Groselj Urh, Orazem Miha, Kanic Maja, Vidmar Gaj, Grosek Stefan
Department of Pediatric Endocrinology, Diabetes and Metabolic Diseases, University Children's Hospital, UMC Ljubljana, Ljubljana, Slovenia.
Faculty of Medicine, University of Ljubljana, Ljubljana, Slovenia.
Med Sci Monit. 2014 Oct 21;20:2007-12. doi: 10.12659/MSM.891029.
Advances in intensive care medicine have enormously improved ability to successfully treat seriously ill patients.
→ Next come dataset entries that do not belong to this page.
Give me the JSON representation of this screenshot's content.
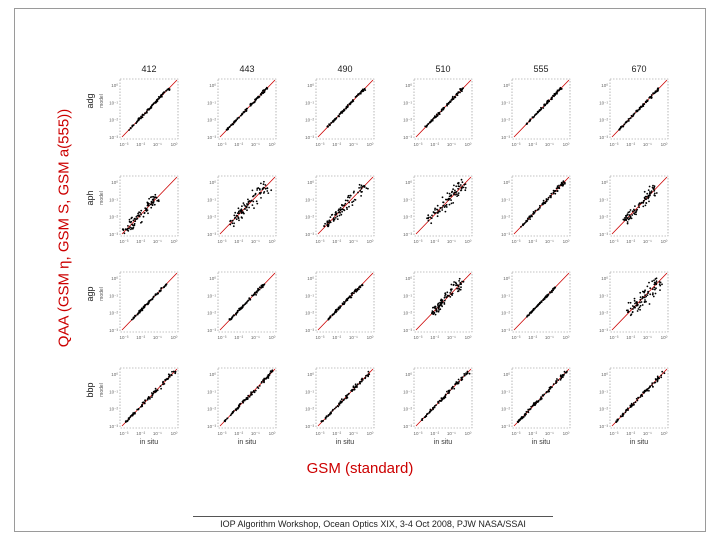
{
  "chart_data": {
    "type": "scatter",
    "title": "",
    "ylabel": "QAA (GSM η, GSM S, GSM a(555))",
    "xlabel": "GSM (standard)",
    "columns": [
      "412",
      "443",
      "490",
      "510",
      "555",
      "670"
    ],
    "rows": [
      {
        "label": "adg",
        "sublabel": "model"
      },
      {
        "label": "aph",
        "sublabel": "model"
      },
      {
        "label": "agp",
        "sublabel": "model"
      },
      {
        "label": "bbp",
        "sublabel": "model"
      }
    ],
    "panel_xlabel": "in situ",
    "axis_scale": "log",
    "y_tick_labels": [
      "10⁰",
      "10⁻¹",
      "10⁻²",
      "10⁻³"
    ],
    "x_tick_labels": [
      "10⁻³",
      "10⁻²",
      "10⁻¹",
      "10⁰"
    ],
    "reference_line": "1:1",
    "point_color": "#000000",
    "line_color": "#cc0000",
    "spread": [
      [
        0.06,
        0.05,
        0.06,
        0.06,
        0.05,
        0.06
      ],
      [
        0.35,
        0.3,
        0.25,
        0.3,
        0.1,
        0.28
      ],
      [
        0.05,
        0.06,
        0.06,
        0.25,
        0.04,
        0.35
      ],
      [
        0.08,
        0.08,
        0.08,
        0.08,
        0.08,
        0.08
      ]
    ],
    "data_range": [
      [
        [
          0.15,
          0.85
        ],
        [
          0.15,
          0.85
        ],
        [
          0.2,
          0.85
        ],
        [
          0.2,
          0.85
        ],
        [
          0.25,
          0.85
        ],
        [
          0.15,
          0.85
        ]
      ],
      [
        [
          0.05,
          0.65
        ],
        [
          0.2,
          0.85
        ],
        [
          0.15,
          0.85
        ],
        [
          0.25,
          0.9
        ],
        [
          0.15,
          0.9
        ],
        [
          0.25,
          0.8
        ]
      ],
      [
        [
          0.2,
          0.8
        ],
        [
          0.2,
          0.8
        ],
        [
          0.2,
          0.8
        ],
        [
          0.3,
          0.85
        ],
        [
          0.25,
          0.75
        ],
        [
          0.3,
          0.85
        ]
      ],
      [
        [
          0.1,
          0.95
        ],
        [
          0.1,
          0.95
        ],
        [
          0.1,
          0.95
        ],
        [
          0.1,
          0.95
        ],
        [
          0.1,
          0.95
        ],
        [
          0.1,
          0.95
        ]
      ]
    ]
  },
  "footer": "IOP Algorithm Workshop, Ocean Optics XIX, 3-4 Oct 2008, PJW NASA/SSAI"
}
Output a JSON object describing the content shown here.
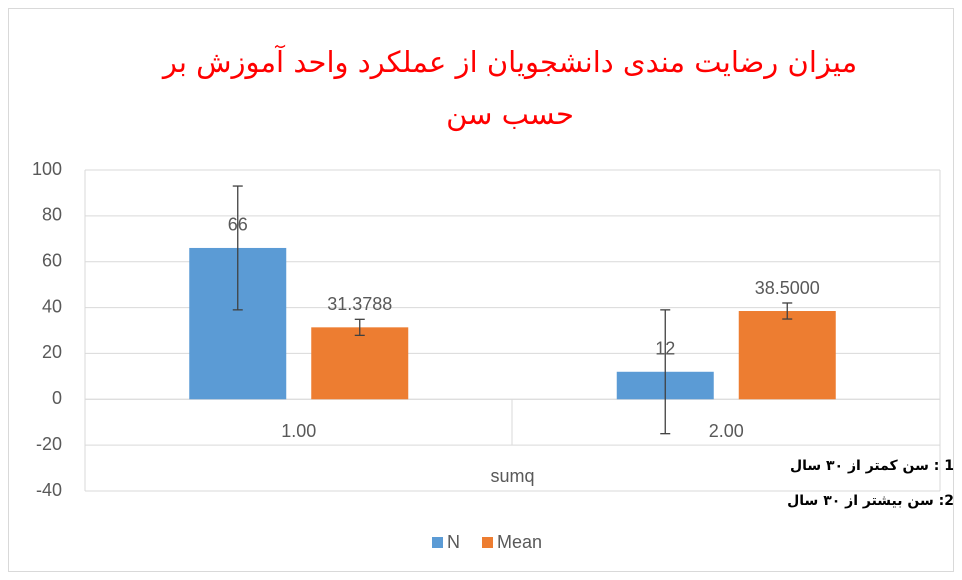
{
  "chart_data": {
    "type": "bar",
    "title": "میزان رضایت مندی دانشجویان از عملکرد واحد  آموزش بر حسب سن",
    "x_label": "sumq",
    "annotations": [
      "1 : سن کمتر از ۳۰ سال",
      "2: سن  بیشتر از ۳۰ سال"
    ],
    "categories": [
      "1.00",
      "2.00"
    ],
    "series": [
      {
        "name": "N",
        "color": "#5b9bd5",
        "values": [
          66,
          12
        ],
        "errors": [
          27,
          27
        ]
      },
      {
        "name": "Mean",
        "color": "#ed7d31",
        "values": [
          31.3788,
          38.5
        ],
        "value_labels": [
          "31.3788",
          "38.5000"
        ],
        "errors": [
          3.5,
          3.5
        ]
      }
    ],
    "ylim": [
      -40,
      100
    ],
    "yticks": [
      -40,
      -20,
      0,
      20,
      40,
      60,
      80,
      100
    ],
    "grid": true,
    "legend": "bottom"
  }
}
However, intensive treatment and prolongation of life is not always in the patient's best interest, and many ethical dilemmas arise in end-of-life (EOL) situations. We aimed to assess intensive care unit (ICU) physicians' experiences with EOL decision making and to compare the responses according to ICU type.
A cross-sectional survey was performed in all 35 Slovene ICUs, using a questionnaire designed to assess ICU physician experiences with EOL decision making, focusing on limitations of life-sustaining treatments (LST).
We distributed 370 questionnaires (approximating the number of Slovene ICU physicians) and 267 were returned (72% response rate). The great majority of ICU physicians reported using do-not-resuscitate (DNR) orders (97%), withholding LST (94%), and withdrawing antibiotics (86%) or inotropes (95%). Fewer ICU physicians reported withdrawing mechanical ventilation (52%) or extubating patients (27%). Hydration was reported to be only rarely terminated (76% of participants reported never terminating it). In addition, 63% of participants had never encountered advance directives, and 39% reported to "never" or "rarely" participating in decision making with relatives of patients. Nurses were reported to be "never" or "rarely" involved in the EOL decision making process by 84% of participants.
Limitation of LST was regularly used by Slovene ICU physicians. DNR orders and withholding of LST were the most commonly used measures. Hydration was only rarely terminated. In addition, use of advance directives was almost non-existent in practice, and the patients' relatives and nurses only infrequently participated in the decision making.
重症监护医学的进步极大地提高了成功治疗重症患者的能力。然而,强化治疗和延长生命并不总是符合患者的最大利益,并且在临终(EOL)情况下会出现许多伦理困境。我们旨在评估重症监护病房(ICU)医生在临终决策方面的经验,并根据ICU类型比较其反应。
在斯洛文尼亚所有35个ICU中进行了一项横断面调查,使用一份旨在评估ICU医生临终决策经验的问卷,重点关注维持生命治疗(LST)的局限性。
我们分发了370份问卷(接近斯洛文尼亚ICU医生的数量),回收了267份(回复率为72%)。绝大多数ICU医生报告使用了不进行心肺复苏(DNR)医嘱(97%)、停止LST(94%)以及停用抗生素(86%)或血管活性药物(95%)。较少的ICU医生报告停用机械通气(52%)或为患者拔管(27%)。据报告,很少终止补液(76%的参与者报告从未终止过)。此外,63%的参与者从未遇到过预先指示,39%的参与者报告“从不”或“很少”与患者亲属共同参与决策。84%的参与者报告护士“从不”或“很少”参与临终决策过程。
斯洛文尼亚ICU医生经常使用LST的限制措施。DNR医嘱和停止LST是最常用的措施。补液很少被终止。此外,在实践中几乎不存在预先指示的使用情况,患者亲属和护士很少参与决策。